Considering that there are many frameworks for implementing deep learning in R and Python. It may prove quite challenging for beginners to use Tensor Flow or Keras. Where as H2o in R is quite easy to implement and it has some nifty features –
- It’s open source
- Supports R, Python and Flow
- Supports multiple hidden nets
- It’s quite fast
Below is a small implementation of H2o on the MNSIT data-set (http://yann.lecun.com/exdb/mnist/).
The MNSIT dataset
The MNSIT data-set is a database of handwritten digits. I have used Kaggle’s training and test sets of MNIST. The training set has 42,000 records and a label for each record indicating the digit. The test set has 28,000 records.

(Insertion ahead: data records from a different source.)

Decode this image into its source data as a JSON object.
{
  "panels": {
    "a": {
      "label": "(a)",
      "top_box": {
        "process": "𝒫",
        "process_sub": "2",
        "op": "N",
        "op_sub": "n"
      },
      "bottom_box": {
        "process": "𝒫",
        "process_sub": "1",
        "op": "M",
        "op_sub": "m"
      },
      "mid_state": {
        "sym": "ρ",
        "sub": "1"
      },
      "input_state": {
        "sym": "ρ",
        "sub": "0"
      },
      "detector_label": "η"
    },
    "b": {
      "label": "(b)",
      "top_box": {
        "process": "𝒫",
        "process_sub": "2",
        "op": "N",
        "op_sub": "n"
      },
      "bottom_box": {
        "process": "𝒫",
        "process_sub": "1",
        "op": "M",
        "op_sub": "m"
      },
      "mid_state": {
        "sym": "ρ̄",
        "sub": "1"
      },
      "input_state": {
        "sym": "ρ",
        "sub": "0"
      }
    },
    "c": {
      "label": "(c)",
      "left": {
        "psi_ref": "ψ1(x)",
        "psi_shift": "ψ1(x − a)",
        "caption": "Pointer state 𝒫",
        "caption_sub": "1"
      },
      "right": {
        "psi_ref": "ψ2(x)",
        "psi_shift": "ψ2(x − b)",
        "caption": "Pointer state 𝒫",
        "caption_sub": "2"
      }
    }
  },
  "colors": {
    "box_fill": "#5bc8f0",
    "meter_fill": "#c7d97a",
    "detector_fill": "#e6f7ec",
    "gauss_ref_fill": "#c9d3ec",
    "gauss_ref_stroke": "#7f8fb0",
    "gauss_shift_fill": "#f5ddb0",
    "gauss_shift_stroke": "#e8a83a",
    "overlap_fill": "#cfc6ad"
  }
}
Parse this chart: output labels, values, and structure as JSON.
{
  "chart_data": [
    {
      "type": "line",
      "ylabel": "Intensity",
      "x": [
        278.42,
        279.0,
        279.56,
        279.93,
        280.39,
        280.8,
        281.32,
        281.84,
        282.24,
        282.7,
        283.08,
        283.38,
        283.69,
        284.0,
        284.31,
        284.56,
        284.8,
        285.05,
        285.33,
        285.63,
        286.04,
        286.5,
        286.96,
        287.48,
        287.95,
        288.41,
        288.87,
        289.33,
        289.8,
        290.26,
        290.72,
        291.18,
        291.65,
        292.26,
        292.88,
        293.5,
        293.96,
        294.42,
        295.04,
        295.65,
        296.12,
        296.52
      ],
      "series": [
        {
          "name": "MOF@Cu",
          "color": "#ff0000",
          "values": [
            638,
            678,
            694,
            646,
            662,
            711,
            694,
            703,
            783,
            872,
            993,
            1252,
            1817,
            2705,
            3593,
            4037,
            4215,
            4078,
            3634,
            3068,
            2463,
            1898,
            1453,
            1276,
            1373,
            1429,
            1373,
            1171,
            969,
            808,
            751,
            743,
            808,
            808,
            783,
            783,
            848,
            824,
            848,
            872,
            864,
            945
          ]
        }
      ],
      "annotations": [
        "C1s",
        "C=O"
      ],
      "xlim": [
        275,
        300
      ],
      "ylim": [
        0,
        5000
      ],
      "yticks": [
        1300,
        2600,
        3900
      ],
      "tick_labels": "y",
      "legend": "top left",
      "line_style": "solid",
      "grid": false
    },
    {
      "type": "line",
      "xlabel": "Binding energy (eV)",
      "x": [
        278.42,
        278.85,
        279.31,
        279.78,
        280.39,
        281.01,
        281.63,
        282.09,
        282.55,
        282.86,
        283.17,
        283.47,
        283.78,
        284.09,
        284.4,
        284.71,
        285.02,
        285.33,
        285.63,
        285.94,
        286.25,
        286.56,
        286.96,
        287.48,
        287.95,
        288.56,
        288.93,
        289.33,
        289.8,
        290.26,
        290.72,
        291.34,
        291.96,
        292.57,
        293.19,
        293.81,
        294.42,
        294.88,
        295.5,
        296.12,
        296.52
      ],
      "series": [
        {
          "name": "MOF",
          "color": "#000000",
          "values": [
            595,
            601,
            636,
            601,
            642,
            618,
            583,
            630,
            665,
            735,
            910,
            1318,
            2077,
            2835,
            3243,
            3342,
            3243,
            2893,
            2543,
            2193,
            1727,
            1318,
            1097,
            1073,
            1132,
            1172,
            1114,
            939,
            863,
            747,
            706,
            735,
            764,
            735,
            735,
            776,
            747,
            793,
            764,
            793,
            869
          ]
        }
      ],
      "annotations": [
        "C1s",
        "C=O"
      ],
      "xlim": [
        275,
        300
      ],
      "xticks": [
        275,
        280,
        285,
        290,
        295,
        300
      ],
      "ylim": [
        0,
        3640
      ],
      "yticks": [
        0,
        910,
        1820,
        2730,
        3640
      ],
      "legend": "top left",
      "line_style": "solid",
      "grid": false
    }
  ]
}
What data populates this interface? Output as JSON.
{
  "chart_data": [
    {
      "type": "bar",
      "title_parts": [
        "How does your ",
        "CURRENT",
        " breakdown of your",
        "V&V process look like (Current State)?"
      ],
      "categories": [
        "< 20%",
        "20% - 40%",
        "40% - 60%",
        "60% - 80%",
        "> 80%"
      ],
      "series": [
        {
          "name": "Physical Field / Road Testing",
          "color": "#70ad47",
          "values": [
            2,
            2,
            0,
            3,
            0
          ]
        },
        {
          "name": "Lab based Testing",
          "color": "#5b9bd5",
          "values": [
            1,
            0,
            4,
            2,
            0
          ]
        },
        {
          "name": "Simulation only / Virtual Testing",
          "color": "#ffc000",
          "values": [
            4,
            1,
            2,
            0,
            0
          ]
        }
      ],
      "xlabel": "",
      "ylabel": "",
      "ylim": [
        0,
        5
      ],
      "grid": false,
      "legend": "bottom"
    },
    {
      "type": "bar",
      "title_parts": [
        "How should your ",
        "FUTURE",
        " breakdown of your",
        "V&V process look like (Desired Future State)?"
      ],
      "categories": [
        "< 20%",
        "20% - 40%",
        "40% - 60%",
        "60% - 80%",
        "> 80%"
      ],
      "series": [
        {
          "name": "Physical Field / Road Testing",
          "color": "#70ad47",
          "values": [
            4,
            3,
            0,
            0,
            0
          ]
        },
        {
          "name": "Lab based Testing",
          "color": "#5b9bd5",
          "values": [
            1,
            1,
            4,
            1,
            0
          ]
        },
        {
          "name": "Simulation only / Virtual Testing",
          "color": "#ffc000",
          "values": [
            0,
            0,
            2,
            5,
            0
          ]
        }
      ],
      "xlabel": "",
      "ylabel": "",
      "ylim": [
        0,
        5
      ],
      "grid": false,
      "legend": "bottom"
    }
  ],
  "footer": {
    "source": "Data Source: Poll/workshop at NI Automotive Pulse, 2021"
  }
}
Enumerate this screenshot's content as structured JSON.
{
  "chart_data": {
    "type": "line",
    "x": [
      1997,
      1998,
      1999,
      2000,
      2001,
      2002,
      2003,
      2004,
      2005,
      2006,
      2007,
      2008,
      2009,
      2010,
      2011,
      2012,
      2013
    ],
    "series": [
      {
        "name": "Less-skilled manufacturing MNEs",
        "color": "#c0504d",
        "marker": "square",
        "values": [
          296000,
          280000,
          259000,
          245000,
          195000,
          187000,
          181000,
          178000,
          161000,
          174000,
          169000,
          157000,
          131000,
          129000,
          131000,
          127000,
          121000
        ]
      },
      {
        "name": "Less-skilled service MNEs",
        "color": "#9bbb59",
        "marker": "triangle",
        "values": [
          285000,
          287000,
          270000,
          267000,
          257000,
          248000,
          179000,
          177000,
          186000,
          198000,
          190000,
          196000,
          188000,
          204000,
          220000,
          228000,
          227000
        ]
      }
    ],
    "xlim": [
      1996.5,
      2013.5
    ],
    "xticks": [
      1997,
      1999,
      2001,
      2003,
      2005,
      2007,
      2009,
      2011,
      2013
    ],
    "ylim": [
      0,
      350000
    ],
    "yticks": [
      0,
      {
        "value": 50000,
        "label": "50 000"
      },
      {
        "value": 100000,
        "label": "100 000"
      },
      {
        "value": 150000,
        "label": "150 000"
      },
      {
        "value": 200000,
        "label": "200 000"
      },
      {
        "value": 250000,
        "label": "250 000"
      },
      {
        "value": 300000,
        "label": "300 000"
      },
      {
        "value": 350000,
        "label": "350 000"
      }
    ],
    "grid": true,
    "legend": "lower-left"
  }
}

Lets start by initializing h2o and reading in the data-set.
train <- read.csv(file.choose(), h=T) test <- read.csv(file.choose(), h=T)
library(h2o) localH2O = h2o.init(ip = "localhost", port = 54321, min_mem_size = "6g") #A h2o cluster with 6gb of size.
train$label <- as.factor(train$label) train.h2o <- as.h2o(train)
Now we build the model. The model takes in an input of 784 nodes. It also has 4 hidden nodes with 500 neurons in each layer. The activation layer is Relu (with dropout) and the final output layer is the Softmax layer. I have also put in some dropouts so as to make sure there is no over fitting. Each layer has a dropout of 15% and the input layer has a dropout of 25%. And finally the model is run 100 time (epochs = 100).
dl<- h2o.deeplearning(x = 2:785, y = 1, training_frame = train.h2o, activation = "RectifierWithDropout", input_dropout_ratio = 0.25, hidden_dropout_ratios = c(0.15,0.15,0.15,0.15), balance_classes = TRUE, hidden = c(500,500,500,500), nfolds = 5, fold_assignment = "Modulo", keep_cross_validation_predictions = TRUE, epochs = 100)
After the model is run, it’s time to do the predictions.
test.h2o <- as.h2o(test) pred <- h2o.predict(dl, test.h2o) ImageId <- as.numeric(seq(1,28000)) names(ImageId) <- "ImageId" predictions <- cbind(as.data.frame(ImageId),as.data.frame(pred[,1])) names(predictions) <- "Label" write.table(as.matrix(predictions), file="DNN_pred.csv", row.names=FALSE, sep=",")
This particular model received a 97.432% on the leader board. This can be improved by tuning the hyper parameters and stacking the model if necessary.